年齢的に仕事や将来、結婚のことを考えたりもするし、似たような境遇のお話もあり共感できたら考えさせられるストーリーでした。
どんな愛情を大切にして過ごしていくか、自分でも少し立ち止まって考えたいと思いました。自分1人では生きられなくて、誰かの幸せのために生きること、また自分の愛情の向く方向を見て生きることになるのかなあと漠然と感じました。
以下あらすじメモ
前の旦那が3年越しの愛人を作っていて離婚した岬は、庁内でやり手の野上とお見合いをするも愛する人といたい自分の気持ちに気付いて断り、また会社でも昇格試験を受けるかという岐路に立っていた。

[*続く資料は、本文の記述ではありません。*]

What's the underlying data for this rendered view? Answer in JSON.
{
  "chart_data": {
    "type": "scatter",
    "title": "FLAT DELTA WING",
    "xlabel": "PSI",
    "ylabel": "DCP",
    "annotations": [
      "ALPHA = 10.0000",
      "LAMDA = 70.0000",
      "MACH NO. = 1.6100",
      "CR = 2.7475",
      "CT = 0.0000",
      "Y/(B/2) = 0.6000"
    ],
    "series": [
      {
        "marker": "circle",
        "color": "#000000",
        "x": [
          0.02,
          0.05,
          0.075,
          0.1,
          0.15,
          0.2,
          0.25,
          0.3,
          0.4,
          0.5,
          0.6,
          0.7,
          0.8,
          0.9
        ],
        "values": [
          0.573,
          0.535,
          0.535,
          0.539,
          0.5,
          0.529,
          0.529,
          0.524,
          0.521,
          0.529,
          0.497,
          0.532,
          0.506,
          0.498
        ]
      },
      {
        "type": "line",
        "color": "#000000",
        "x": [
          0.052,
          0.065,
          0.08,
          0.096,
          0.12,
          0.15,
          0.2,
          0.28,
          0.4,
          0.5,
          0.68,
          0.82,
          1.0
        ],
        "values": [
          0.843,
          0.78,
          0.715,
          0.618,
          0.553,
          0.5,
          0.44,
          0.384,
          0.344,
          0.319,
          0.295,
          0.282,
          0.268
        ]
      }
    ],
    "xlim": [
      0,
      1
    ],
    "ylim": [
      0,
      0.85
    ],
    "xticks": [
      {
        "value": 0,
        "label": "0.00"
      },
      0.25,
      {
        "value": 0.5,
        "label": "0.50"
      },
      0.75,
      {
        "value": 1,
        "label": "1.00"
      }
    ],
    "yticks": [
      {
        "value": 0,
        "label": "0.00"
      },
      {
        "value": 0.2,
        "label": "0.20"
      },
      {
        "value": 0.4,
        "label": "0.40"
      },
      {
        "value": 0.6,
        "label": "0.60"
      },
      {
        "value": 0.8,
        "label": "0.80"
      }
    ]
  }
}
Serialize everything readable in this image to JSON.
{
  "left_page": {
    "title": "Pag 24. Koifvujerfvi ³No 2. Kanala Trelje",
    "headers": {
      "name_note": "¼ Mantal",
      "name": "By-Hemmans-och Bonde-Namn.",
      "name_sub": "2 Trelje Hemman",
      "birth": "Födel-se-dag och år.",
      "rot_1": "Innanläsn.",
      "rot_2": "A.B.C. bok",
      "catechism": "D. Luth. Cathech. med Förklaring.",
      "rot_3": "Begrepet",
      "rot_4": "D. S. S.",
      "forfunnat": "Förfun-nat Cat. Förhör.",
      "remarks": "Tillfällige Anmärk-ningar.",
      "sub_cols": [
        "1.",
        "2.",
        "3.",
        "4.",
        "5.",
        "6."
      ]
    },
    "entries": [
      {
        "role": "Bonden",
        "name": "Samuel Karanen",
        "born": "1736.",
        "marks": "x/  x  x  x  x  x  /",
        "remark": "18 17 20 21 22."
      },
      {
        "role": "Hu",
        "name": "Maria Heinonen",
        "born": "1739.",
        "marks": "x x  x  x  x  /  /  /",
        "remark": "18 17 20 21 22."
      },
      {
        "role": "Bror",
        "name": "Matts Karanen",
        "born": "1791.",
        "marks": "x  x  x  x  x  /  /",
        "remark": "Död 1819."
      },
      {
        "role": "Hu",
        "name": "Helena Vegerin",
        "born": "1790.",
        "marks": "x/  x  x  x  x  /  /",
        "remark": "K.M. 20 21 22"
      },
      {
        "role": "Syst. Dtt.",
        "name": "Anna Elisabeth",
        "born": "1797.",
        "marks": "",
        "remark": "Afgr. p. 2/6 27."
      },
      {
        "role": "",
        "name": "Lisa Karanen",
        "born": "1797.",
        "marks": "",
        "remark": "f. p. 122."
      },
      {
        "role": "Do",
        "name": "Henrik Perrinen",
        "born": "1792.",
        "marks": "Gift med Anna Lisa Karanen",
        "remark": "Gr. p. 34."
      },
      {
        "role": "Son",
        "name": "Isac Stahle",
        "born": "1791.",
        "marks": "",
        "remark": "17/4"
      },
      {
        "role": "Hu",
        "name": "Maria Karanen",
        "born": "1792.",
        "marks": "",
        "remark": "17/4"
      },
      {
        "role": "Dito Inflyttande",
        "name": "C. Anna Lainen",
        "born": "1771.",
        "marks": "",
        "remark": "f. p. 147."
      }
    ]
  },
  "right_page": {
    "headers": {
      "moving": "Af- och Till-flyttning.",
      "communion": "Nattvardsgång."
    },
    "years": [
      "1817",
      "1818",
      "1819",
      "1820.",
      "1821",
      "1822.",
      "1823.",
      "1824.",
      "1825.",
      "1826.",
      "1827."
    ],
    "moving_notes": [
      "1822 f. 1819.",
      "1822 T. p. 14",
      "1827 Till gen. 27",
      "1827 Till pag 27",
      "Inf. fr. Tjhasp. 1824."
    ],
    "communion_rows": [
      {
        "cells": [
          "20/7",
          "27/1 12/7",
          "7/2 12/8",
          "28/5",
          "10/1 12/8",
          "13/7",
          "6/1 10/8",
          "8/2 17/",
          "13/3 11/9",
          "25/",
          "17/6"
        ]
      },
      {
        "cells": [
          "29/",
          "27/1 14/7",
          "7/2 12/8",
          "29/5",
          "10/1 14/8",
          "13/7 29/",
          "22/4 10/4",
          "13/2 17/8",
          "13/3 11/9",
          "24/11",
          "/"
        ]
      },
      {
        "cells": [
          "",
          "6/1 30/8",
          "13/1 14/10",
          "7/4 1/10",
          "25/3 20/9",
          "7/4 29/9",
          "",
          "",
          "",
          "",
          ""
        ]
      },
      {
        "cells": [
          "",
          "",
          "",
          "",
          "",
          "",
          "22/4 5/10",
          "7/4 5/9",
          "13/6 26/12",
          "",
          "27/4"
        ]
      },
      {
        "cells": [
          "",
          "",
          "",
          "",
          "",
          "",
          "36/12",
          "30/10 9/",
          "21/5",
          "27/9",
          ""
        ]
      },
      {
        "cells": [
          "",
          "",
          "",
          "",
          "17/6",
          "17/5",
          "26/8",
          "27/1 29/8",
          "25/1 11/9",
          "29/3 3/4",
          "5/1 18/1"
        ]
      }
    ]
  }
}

同じ会社の安西が、岬を励ますために映画を貸してくれたりと岬を想っていることに気がつき、また20年前の自分からの手紙に励まされ、人間にできることは、誰かを幸せにすることだけだと悟り頑張ることを決意した。
市川は妻の緋沙子を紹介してくれた里見先生の死により、息子が里見先生と妻の子であること、また里見先生の奥さんのカレン夫人と市川の関係に里見先生は気づいていたことを知る。
ダーウィンの法則では、家族のいる英一と付き合う知佳が、スキンシップによって愛情が保たれるのだという英一の言葉に納得しながら、体の相性が良くて別れられない英一との付き合いを続ける。
父親が当時別の女性と関係を持っていたのに気付き相手の女性に会いに行ったのと同じように、英一の娘からの訪問を受けた知佳は、いかに愛情深く生きるかが重要だと気付き英一との関係を今後も続けるのだろう。
表題のどれくらいの愛情では、ぜんざい屋の会社を拡大する正平に、数年前騙された彼女の晶が急に電話をかけてきたところから始まる。
晶は当時は悪い兄との関係もあり数年前正平を騙す形で別れ、その後入院しており、正平は晶の病院に通いながら晶とのことを考え、最後にはまた関係を取り戻す。
また正平の弱視を治そうとして母親が連れていった先生からは御告げめいたことを言われ、晶との別れと再会は必然だったと気づく。